第866章 天下震动(一更) (第1/2页)
同一时间,京西大营,中军帐内。
烛火摇曳,将帐中诸人的面容映得明暗不定。
梁寂一袭玄黑院袍,负手立於帐侧,目光穿透帐壁,落向东南方向。
那里,天京城的轮廓在夜色中若隐若现,皇极镇世大阵的淡金光幕如倒扣的巨碗,将整座城池笼罩其中季天工则坐於长案之侧,手中端着一盏茶,茶汤早已凉透,他却浑然不觉。
他的眸子精光熠熠,在静静等候。
就在不久前,他们皆清晰感应到神狱六层深处传出御道级,乃至造化级的恐怖道韵,直至一刻多前才渐渐平息。
二人皆是活了一两百年、见多识广之辈,心思何等通透,既知沈天便是神劫主,稍加推演,便知下方发生了何等情况,为此忧心不已,担心沈天就此陨落。
不过刚才,皇极镇世大阵内部剧烈震荡,又有御道级的道韵散逸出来其中之一,分明是沈天的大日纯阳与青帝凋天劫,这又让他们燃起希望!
便在此时,一道赤金流光自帐外疾掠而入,稳稳落在帅案之上。
那是一只翼展三尺的三足金乌,通体赤金,羽翼间流淌着熔岩般的光。
沈八达擡手虚引,感知着金乌带来的意念。
那金乌传递完信息,随即身躯虚化,化作点点金红星屑,消散於无形。
而此时帐中梁寂、季天工齐齐看向沈八达,其余几位幕僚将佐也纷纷侧目。
沈八达的神色,则由平静转为凝重,又从凝重转为难以抑制的波澜,里面有震惊,有欣喜,有欣慰,还有释然。
「正如诸位所料,万妖元皇已洞察天儿身份,池率十神王追杀白帝帝鲲至敕神宫後,意图顺势将天儿诛灭。

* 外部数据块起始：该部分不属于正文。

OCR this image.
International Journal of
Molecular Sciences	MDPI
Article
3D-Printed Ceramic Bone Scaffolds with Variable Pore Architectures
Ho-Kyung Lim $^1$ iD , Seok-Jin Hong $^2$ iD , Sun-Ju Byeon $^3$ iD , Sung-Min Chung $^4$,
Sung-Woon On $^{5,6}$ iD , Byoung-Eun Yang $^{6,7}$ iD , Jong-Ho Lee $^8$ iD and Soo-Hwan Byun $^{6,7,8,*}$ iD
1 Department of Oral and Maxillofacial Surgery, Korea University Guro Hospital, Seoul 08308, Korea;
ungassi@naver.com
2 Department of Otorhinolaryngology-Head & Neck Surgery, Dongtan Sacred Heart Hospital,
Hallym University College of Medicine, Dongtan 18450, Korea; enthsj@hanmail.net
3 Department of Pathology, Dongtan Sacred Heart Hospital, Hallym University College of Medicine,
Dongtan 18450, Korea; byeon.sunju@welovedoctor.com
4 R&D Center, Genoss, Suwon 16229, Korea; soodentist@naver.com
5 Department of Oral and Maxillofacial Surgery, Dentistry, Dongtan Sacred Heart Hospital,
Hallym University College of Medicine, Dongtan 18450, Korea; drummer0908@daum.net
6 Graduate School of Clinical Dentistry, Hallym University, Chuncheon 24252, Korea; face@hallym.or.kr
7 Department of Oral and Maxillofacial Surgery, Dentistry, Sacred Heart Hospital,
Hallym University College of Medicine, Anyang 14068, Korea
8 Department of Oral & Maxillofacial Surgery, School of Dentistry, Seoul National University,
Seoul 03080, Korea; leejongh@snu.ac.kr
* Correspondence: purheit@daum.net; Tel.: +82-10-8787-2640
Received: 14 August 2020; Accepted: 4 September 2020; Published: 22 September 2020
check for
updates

」
他语声一顿:「不过天儿在敕神宫,胜了,还拿到了太初镇界图与日冕神轮,正位元始魔主。」四字落下,帐中骤然一静。
梁寂的瞳孔微微收缩,圆润的面容上满布惊容。
他死死盯着沈八达:「果真胜了?万妖元皇纠合十尊神王,又有白帝、帝鲲在场一一殿下以一敌十三,居然胜了?」
他的声音微微发颤,难以置信。
他看到那只大日金乌,就知镇北侯安然无恙,却万万不敢想,沈天还拿到这两件神器。
季天工也霍然起身,那魁梧的身躯微微前倾,一双虎目圆睁如铜铃。
「殿下一一他真的赢了?」季天工的声音沙哑:「不但全身而退,还在万妖元皇与十位神王的围攻之下,夺得了太初镇界图与日冕神轮?」
沈八达微微颔首,神色笃定:「二位刚才应该有感应,京城内的元力冲击,是天儿闯入皇城,强夺造化天元!」
梁寂与季天工对视一眼。
帐中的烛火微微跳动,在二人脸上投下明灭不定的光影。
梁寂深吸一口气,缓缓吐出。
那一瞬间,他感觉心绪一畅,精神大为放松。
自第九纪元末的消息传出,他便一直在忧心人族的未来一一巫族、翼人族、神眼族,那些曾经称雄一时的族裔,在纪元终结之後皆被埋入神狱,沦为妖魔之属,永世不见天光。
他本以为,人族也将步其後尘,在劫难逃。
可此刻,他忽然觉得,或许还有希望。
季天工同样心潮澎湃。
他活了一百多年,见过无数兴衰荣辱,却从未有过此刻这般强烈的感觉一他们人族的气运,仍大有可为!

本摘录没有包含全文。